The category of bilinguals is very broad—encompassing individuals who are sophisticated speakers, readers, and writers of two or more languages, as well as those who use a limited knowledge of a second language L2 for purposes such as work or schooling, and who may be literate in only one language or even completely illiterate. Because of the consequences of colonization, migration, nation-formation, traditions of exogamy, and modernization, some degree of bilingualism is typical of most people in the world. Bilingualism is a feature not just of individuals, but also of societies.
Bilingualism in Young Children: Consider some of the following statistics: In the United States This number is projected to increase in the coming years 4. Worldwide, it is estimated that These trends mean that many children are being raised as bilinguals. Therefore, the child may learn one language at home and another at school.
But sometimes bilingualism is a choice, and parents may wish to expose their child to another language, even if they do not speak a second language themselves. This could be due to the many benefits of being bilingual.
Benefits of Bilingualism Bilingual children are better able to focus their attention on relevant information and ignore distractions 7, 8.
Bilingual individuals have been shown to be more creative and better at planning and solving complex problems than monolinguals 9, The effects of aging on the brain are diminished among bilingual adults 7.
In one study, the onset of dementia was delayed by 4 years in bilinguals compared to monolinguals with dementia Bilingual individuals have greater access to people and resources 9.
The cognitive advantages of bilingualism e. This means that a person will benefit more from his bilingualism cognitively if he is more proficient in his languages.
Simultaneous Acquisition occurs when a child is raised bilingually from birth, or when the second language is introduced before the age of three Children learning two languages simultaneously go through the same developmental stages as children learning one language.
While bilingual children may start talking slightly later than monolingual children, they still begin talking within the normal range From the very beginning of language learning, simultaneous bilinguals seem to acquire two separate languages Early on, they are able to differentiate their two languages and have been shown to switch languages according to their conversation partner e.
Sequential Acquisition occurs when a second language is introduced after the first language is well-established generally after the age of three. Children may experience sequential acquisition if they immigrate to a country where a different language is spoken.
Sequential learning may also occur if the child exclusively speaks his heritage language at home until he begins school, where instruction is offered in a different language.
A child who acquires a second language in this manner generally experiences the following This can last from a few weeks to several months, and is most likely a time when the child builds his understanding of the language Younger children usually remain in this phase longer than older children.
Children may rely on using gestures in this period, and use few words in the second language. Rather, they are phrases he has heard and memorized.But sometimes bilingualism is a choice, and parents may wish to expose their child to another language, even if they do not speak a second language themselves.
This . Second-language learning in children: A model of language learning in social context. In Bialystok, E. (ed.) Language processing in bilingual children. Cambridge: Cambridge University Press.
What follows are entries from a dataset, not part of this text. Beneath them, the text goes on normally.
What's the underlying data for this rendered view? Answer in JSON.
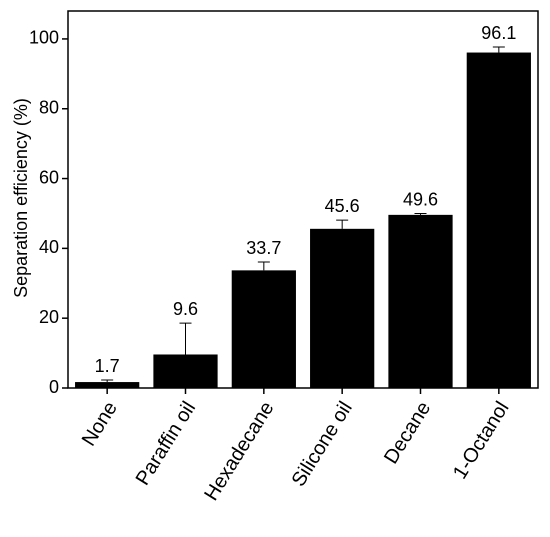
{
  "chart_data": {
    "type": "bar",
    "y_label": "Separation efficiency (%)",
    "categories": [
      "None",
      "Paraffin oil",
      "Hexadecane",
      "Silicone oil",
      "Decane",
      "1-Octanol"
    ],
    "values": [
      1.7,
      9.6,
      33.7,
      45.6,
      49.6,
      96.1
    ],
    "errors": [
      0.6,
      9.0,
      2.4,
      2.5,
      0.4,
      1.6
    ],
    "color": "#000000",
    "ylim": [
      0,
      108
    ],
    "yticks": [
      0,
      20,
      40,
      60,
      80,
      100
    ],
    "grid": false
  }
}
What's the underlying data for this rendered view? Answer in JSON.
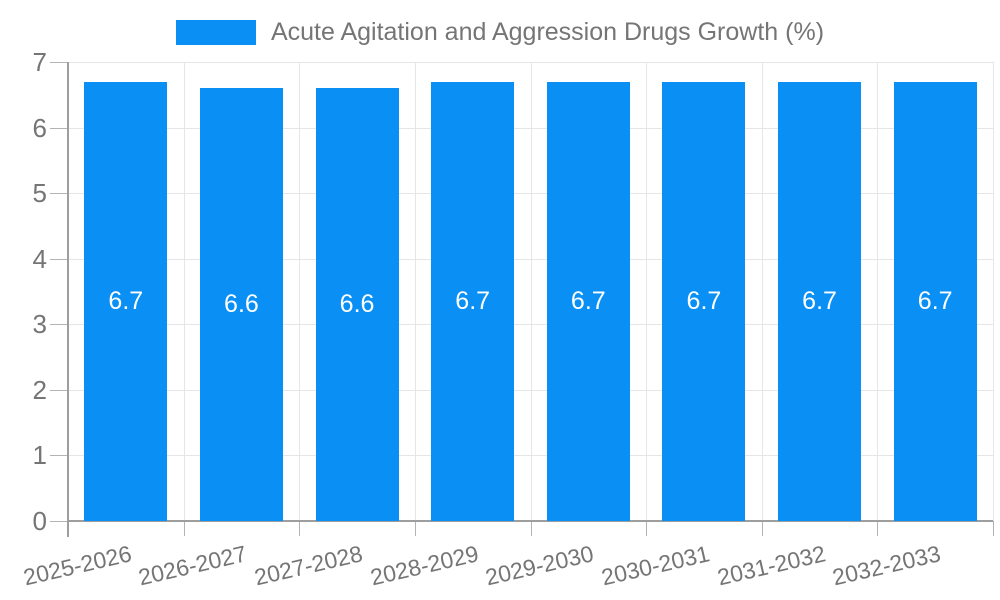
{
  "legend": {
    "label": "Acute Agitation and Aggression Drugs Growth (%)"
  },
  "colors": {
    "bar": "#0a90f5",
    "text": "#757575",
    "value_label": "#ffffff",
    "grid": "#e6e6e6",
    "axis": "#9e9e9e",
    "tick": "#b3b3b3"
  },
  "chart_data": {
    "type": "bar",
    "title": "Acute Agitation and Aggression Drugs Growth (%)",
    "categories": [
      "2025-2026",
      "2026-2027",
      "2027-2028",
      "2028-2029",
      "2029-2030",
      "2030-2031",
      "2031-2032",
      "2032-2033"
    ],
    "values": [
      6.7,
      6.6,
      6.6,
      6.7,
      6.7,
      6.7,
      6.7,
      6.7
    ],
    "value_labels": [
      "6.7",
      "6.6",
      "6.6",
      "6.7",
      "6.7",
      "6.7",
      "6.7",
      "6.7"
    ],
    "xlabel": "",
    "ylabel": "",
    "ylim": [
      0,
      7
    ],
    "yticks": [
      0,
      1,
      2,
      3,
      4,
      5,
      6,
      7
    ],
    "grid": true,
    "legend_position": "top-center",
    "value_label_position": "center-of-bar"
  }
}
49 – Learning a second language is a good way to communicate with people who are from different cultures and countries.
Learning two or more languages can be beneficial because it offers people job advantages, improves their brain, delays brain diseases and much more.
There are many benefits of learning a second language. First is that it gives people some job advantages.
|Bilingualism, Second Language Learning, and English as a Second Language||In the first half of the 20th century, the prevailing view was that bilingualism and second-language acquisition early in life made children confused and interfered with their ability to develop normal cognitive functions1 and succeed in educational environments.|
|IN ADDITION TO READING ONLINE, THIS TITLE IS AVAILABLE IN THESE FORMATS:||We are many who feel that education should help children and adolescents acquire a second or third language while retaining their first language. Education should also encourage the active use of those languages, if at all possible.|
While both Cummins and Snow agree that language task analysis is crucial to prediction of academic performance from language proficiency, they disagree about whether second-language learning necessarily starts with conversational skills; in fact, a frequent feature of immigrant bilingualism is that seemingly more difficult tasks may be performed better in the second than in the first language.
Bilingualism and Second Language Acquisition Teachers will vary in their understandings of bilingualism and the processes of second language acquisition. Some teachers will be bilingual or plurilingual themselves and have a wealth of personal experience to draw on.
In addition to the official commitment to a national policy of second-language acquisition and bilingualism, immigration has transformed Canada into a rich multilingual and multicultural nation.
Public schools, especially in major urban centres, are home to large numbers of children for whom English or French is a second language.